14 Temmuz 2003
Unutmak kolay mı? Hayret içindeyim, bazılarına kolay ki koro halinde unutun olanı biteni diye bağırıyorlar. Yangınları, yananları, yakanları, şiirleri, şairleri, Sivas’ı, Malatya’yı, Kahramanmaraş’ı, Çorum’u, İstanbul’u, türküleri aydın oldukları için öldürülenleri unutun diyorlar… Belki de haklılar… Onlar dahil bu ıstırap veren duruma katlanmak için unutmak gerek her şeyi, herkesi. Lakin unutmak insan olmamak demek. Yok olmak demek. Demek böylesi daha iyi.
En iyisi
Düşünüyorum da evet evet unutmamalı… Sonra boğazıma düğüm oluyor gerisi, getiremiyorum, gözlerime söz geçiremiyorum…Yok yok unutmamalı, unutturulmamalı, unutursak nasıl çıkacağız karanlıklardan aydınlığa. Unutmamalı, kolay olmamalı… Kitapları ve kütüphaneleri yakılan, medeniyeti yerle bir edilen Kartaca’nın başına geleni, Roma’nın zulmünü, Haçlı Seferleri’ni, unutmamalı. Faşizmi; Yahudiler’e yaptıklarını,Yahudiler’in, Filistinliler’e yaptıklarını unutmamalı. Yananları ve yakanları unutmamalı. Aşkları, aşıkları, ölümü unutmamalı. Bunları unutunca hayattan geriye kalan ne ki?
Birlikte yaşamak
Unutmamalı ki bir arada yaşamak için merhamet ve vicdanın orta yol olduğunu, uzlaşmanın ancak barış, erdem, onur ve sevgi isteyenlerin eseri olacağını hatırlamalı insanlar.

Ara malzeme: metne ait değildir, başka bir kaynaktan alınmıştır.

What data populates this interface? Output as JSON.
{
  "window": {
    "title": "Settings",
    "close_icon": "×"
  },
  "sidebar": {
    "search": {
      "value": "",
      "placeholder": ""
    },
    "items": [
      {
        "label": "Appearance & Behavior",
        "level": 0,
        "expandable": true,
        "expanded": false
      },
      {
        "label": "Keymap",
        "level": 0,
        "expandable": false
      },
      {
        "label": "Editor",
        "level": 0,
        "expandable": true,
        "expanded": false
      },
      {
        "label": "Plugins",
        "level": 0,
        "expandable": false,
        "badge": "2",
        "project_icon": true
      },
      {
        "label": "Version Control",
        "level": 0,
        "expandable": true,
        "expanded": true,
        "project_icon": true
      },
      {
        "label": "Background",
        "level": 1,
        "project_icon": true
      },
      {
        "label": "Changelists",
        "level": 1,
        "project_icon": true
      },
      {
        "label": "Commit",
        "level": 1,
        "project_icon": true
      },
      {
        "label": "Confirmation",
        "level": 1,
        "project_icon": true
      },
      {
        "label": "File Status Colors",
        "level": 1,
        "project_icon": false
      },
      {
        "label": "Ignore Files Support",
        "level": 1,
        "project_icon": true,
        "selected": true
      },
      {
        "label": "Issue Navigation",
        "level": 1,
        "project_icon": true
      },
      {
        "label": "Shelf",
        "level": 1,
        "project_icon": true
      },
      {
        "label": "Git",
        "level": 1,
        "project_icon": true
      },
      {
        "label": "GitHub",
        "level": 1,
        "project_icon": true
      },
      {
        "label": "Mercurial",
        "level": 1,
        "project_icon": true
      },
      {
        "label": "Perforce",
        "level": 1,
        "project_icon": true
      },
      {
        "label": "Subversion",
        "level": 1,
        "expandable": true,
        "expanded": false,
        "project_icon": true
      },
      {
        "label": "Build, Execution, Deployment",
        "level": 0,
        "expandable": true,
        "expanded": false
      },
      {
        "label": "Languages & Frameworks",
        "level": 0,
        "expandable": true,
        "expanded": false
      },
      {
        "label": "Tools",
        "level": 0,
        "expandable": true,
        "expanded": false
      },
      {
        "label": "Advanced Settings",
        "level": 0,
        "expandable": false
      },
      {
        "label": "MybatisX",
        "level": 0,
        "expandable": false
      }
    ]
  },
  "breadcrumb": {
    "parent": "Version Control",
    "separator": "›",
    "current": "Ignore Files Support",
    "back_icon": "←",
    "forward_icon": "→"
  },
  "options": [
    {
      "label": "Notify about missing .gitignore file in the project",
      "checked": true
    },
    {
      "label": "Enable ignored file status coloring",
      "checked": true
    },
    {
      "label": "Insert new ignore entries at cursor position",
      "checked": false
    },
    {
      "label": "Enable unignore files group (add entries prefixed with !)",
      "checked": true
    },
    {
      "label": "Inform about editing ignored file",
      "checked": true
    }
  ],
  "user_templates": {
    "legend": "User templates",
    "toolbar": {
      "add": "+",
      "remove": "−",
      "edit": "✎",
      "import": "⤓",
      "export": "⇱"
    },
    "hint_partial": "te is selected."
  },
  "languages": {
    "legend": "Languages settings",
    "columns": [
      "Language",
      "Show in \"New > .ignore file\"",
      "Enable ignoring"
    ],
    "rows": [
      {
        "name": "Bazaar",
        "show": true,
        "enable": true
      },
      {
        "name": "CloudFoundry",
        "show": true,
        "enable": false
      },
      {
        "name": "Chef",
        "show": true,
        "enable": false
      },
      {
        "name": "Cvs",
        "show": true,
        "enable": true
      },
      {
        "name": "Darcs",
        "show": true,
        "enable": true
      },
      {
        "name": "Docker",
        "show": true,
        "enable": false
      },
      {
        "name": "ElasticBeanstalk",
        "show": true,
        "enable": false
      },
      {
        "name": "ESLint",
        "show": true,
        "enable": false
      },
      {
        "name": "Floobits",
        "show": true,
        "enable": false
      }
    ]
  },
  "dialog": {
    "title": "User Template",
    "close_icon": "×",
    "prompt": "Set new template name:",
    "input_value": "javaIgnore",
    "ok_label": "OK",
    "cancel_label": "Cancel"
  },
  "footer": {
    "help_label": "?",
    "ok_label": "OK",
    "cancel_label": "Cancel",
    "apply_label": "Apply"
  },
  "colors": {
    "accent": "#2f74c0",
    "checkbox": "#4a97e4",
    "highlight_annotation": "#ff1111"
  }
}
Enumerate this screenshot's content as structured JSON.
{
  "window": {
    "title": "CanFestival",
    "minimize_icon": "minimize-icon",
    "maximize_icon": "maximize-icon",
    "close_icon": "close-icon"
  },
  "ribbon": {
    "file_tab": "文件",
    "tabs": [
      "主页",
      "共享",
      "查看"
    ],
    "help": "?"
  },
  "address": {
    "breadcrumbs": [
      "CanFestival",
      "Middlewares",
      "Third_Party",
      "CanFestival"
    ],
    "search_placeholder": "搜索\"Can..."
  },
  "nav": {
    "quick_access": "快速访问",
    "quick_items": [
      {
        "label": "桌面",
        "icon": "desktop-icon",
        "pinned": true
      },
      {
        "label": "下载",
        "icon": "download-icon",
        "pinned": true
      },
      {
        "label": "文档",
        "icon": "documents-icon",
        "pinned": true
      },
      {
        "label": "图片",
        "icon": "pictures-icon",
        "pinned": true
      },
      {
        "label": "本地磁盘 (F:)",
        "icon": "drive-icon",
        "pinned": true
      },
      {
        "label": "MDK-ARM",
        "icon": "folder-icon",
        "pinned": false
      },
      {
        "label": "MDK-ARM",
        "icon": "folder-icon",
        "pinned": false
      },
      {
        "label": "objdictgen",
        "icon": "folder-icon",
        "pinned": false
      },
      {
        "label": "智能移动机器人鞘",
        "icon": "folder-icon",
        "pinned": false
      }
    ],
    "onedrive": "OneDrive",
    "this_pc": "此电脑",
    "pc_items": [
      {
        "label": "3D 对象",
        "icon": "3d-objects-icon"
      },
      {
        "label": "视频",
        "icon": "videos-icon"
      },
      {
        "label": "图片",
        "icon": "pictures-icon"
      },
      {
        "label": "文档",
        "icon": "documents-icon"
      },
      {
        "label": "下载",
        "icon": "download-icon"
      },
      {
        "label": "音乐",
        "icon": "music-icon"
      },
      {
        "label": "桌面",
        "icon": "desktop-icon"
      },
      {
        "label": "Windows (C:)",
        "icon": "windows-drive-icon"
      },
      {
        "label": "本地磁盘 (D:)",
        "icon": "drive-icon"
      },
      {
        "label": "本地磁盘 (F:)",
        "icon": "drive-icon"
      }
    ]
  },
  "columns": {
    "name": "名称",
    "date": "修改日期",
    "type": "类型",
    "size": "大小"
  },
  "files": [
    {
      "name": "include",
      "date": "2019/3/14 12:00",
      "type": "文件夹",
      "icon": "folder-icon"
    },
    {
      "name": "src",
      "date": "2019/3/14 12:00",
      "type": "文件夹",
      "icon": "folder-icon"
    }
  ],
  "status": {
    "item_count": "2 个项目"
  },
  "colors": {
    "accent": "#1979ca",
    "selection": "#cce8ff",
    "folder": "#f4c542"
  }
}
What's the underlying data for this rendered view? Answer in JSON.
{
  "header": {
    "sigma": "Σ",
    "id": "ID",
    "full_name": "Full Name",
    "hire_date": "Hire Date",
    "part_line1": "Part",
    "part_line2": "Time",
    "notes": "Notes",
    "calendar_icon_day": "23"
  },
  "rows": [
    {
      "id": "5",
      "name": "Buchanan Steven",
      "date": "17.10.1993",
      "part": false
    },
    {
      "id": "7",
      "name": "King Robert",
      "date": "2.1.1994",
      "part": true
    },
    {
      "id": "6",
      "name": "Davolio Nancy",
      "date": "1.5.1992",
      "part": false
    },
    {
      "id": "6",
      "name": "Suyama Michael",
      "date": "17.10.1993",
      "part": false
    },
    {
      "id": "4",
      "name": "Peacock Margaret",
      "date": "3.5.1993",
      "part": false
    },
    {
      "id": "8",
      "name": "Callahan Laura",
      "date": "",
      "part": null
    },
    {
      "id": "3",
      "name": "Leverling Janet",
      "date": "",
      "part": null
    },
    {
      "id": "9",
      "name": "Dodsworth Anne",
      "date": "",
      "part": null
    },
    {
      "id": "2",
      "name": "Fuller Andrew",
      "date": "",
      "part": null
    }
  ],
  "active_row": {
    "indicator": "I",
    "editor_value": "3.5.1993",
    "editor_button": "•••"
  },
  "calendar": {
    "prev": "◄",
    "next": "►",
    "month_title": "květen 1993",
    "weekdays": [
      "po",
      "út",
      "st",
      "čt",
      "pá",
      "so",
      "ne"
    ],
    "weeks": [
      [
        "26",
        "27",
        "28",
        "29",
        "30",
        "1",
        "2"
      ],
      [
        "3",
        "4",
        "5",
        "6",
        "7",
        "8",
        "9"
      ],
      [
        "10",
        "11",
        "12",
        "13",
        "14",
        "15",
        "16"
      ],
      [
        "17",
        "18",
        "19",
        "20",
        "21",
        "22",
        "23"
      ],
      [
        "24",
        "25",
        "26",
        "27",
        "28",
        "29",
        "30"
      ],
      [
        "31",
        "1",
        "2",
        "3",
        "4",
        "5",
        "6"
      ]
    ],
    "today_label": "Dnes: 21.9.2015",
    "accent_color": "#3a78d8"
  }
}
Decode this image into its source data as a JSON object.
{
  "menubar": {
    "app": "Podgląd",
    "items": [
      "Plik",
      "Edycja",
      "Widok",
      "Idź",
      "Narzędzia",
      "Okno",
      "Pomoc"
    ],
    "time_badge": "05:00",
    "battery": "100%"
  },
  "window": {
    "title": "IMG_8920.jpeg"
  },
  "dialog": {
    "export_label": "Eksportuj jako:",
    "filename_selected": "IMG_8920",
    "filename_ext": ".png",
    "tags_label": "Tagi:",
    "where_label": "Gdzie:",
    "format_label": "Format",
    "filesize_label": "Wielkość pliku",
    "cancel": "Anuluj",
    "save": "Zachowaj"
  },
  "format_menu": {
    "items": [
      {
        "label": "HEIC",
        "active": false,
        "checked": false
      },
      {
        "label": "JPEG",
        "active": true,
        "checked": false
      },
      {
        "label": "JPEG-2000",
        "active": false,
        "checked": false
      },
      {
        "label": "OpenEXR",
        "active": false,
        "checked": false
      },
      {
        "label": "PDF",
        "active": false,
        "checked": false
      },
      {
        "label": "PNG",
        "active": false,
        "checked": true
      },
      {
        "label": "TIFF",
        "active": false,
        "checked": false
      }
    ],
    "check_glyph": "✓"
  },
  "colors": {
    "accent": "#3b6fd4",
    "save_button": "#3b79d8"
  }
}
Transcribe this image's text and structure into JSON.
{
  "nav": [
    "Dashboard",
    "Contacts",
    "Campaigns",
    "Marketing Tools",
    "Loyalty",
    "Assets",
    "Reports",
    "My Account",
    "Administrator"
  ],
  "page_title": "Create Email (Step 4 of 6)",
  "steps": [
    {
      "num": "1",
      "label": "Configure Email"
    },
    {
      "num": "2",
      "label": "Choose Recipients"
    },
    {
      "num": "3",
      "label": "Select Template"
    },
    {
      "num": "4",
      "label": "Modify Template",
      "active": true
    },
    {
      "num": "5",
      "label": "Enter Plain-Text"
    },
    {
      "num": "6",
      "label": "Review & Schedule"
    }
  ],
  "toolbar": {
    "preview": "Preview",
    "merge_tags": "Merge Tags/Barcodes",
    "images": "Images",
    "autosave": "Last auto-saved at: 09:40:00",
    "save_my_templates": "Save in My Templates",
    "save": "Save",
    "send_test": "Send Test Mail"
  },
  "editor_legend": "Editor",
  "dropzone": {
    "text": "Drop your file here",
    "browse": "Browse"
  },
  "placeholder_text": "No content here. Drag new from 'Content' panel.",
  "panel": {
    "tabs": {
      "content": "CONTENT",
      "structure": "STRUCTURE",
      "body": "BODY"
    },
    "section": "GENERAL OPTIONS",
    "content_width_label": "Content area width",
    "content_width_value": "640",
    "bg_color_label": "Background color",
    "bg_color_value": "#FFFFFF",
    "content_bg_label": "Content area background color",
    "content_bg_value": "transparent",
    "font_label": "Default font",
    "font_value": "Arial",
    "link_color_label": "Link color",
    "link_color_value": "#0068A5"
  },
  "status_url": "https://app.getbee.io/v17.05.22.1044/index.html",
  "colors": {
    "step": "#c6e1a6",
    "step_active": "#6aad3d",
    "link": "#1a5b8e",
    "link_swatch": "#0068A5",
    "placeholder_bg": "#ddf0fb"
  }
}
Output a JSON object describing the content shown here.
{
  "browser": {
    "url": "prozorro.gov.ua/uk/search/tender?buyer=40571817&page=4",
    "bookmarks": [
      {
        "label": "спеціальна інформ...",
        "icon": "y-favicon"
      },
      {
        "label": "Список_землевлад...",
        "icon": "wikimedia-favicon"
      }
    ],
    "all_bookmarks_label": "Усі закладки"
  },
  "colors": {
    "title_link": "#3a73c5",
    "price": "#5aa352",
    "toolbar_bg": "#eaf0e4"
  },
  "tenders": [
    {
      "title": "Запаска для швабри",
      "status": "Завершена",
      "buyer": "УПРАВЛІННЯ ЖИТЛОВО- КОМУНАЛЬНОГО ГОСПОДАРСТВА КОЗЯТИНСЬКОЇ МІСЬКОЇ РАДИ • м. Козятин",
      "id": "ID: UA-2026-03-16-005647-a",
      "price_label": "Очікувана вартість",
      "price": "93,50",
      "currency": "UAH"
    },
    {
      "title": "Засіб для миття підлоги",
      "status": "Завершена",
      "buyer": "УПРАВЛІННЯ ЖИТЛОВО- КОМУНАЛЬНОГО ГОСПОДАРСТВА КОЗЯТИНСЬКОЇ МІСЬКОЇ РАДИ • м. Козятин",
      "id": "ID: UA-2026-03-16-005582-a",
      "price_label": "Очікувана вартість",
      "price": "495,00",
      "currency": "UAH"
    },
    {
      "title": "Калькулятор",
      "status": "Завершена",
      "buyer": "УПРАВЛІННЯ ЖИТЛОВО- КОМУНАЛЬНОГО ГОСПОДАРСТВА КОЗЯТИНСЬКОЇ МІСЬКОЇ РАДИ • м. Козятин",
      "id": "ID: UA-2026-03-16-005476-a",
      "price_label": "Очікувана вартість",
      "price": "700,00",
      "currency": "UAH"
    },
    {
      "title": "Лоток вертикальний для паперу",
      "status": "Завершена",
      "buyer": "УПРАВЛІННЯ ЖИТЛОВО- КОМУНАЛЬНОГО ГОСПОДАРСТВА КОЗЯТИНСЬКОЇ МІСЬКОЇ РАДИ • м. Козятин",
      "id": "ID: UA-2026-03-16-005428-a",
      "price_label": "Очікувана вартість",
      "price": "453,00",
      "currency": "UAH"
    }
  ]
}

Kanmayın ne olur, yalan söylüyorlar: Unutmamalıyız. Çünkü zalime acıyan, zulmüne ortak olur.Yakanla, yakılan bir olur mu? Belki de gerçekten mevta o unut diye bağıran borazancı başı. Bu dünyada unutsan ey mevta, mahşerde diriltip sormazlar mı adama; unutmak kolay mı?
Anlamsızlaştırılan
Metin Altıok’u unutmamalı, Fazıl Say’ı da. Ama Sivas’ı unutursanız, onların bir önemi var mı? Şiiri hatırlayın; ‘Heybesinde yılan / İşaretleri / Baldıran zehiri / Yüzüğünün içinde / Ve yanında / Kav taşıyan ben / Tekinsizim size göre / İbret için / Yakılması gereken…’
Yaktılar Altıok’u ,’Soğur cehennem bile’ diyen uzlaşının şairini yaktılar. Ama ya cennet? Cehennemi unutup, cennet yaratılır mı? Sahte kanmışlıklar için, zalimi unutup, Hızır Paşa’yı hatırlamadan, Pir Sultan Abdal’ı anlayacağız… Madımak’ı unutup, Sivas’ı algılayacağız! Olur mu? Sivas’ı Sivas yapan asılanları, yakılanları. İnsanları. Unutmak mı? Unutulur mu?
Derin sızı
Tıpkı Timur Selçuk’un şiirinde dediği gibi:
‘Her kederin tesellisi bulunur/ İnsan ne kadar sevse unutabilir / Mevsimler gelir geçer / Yıllar geçer / Sen de unutursun bir gün gelir / Her şeyi evet her şeyi, her şeyi unutabilirsin / Hatta bütün yazdıklarımı, satır satırına / Kalırsa da içimde bir derin sızı kalır.’
Sorarım, her şeyi unutsanız bile, o ‘derin sızı’ unutulabilir mi?
Yakılsa da bir şair, kalanı: ‘Sizse hep konuşursunuz / Sığınıp kof sözlere / Kaçarak kendinizden / Uğuldayan hüznünüzle / Telaşla geceyi bulursunuz / Gözünüze yaş düşerim’ dizeleriyse, unutulur mu?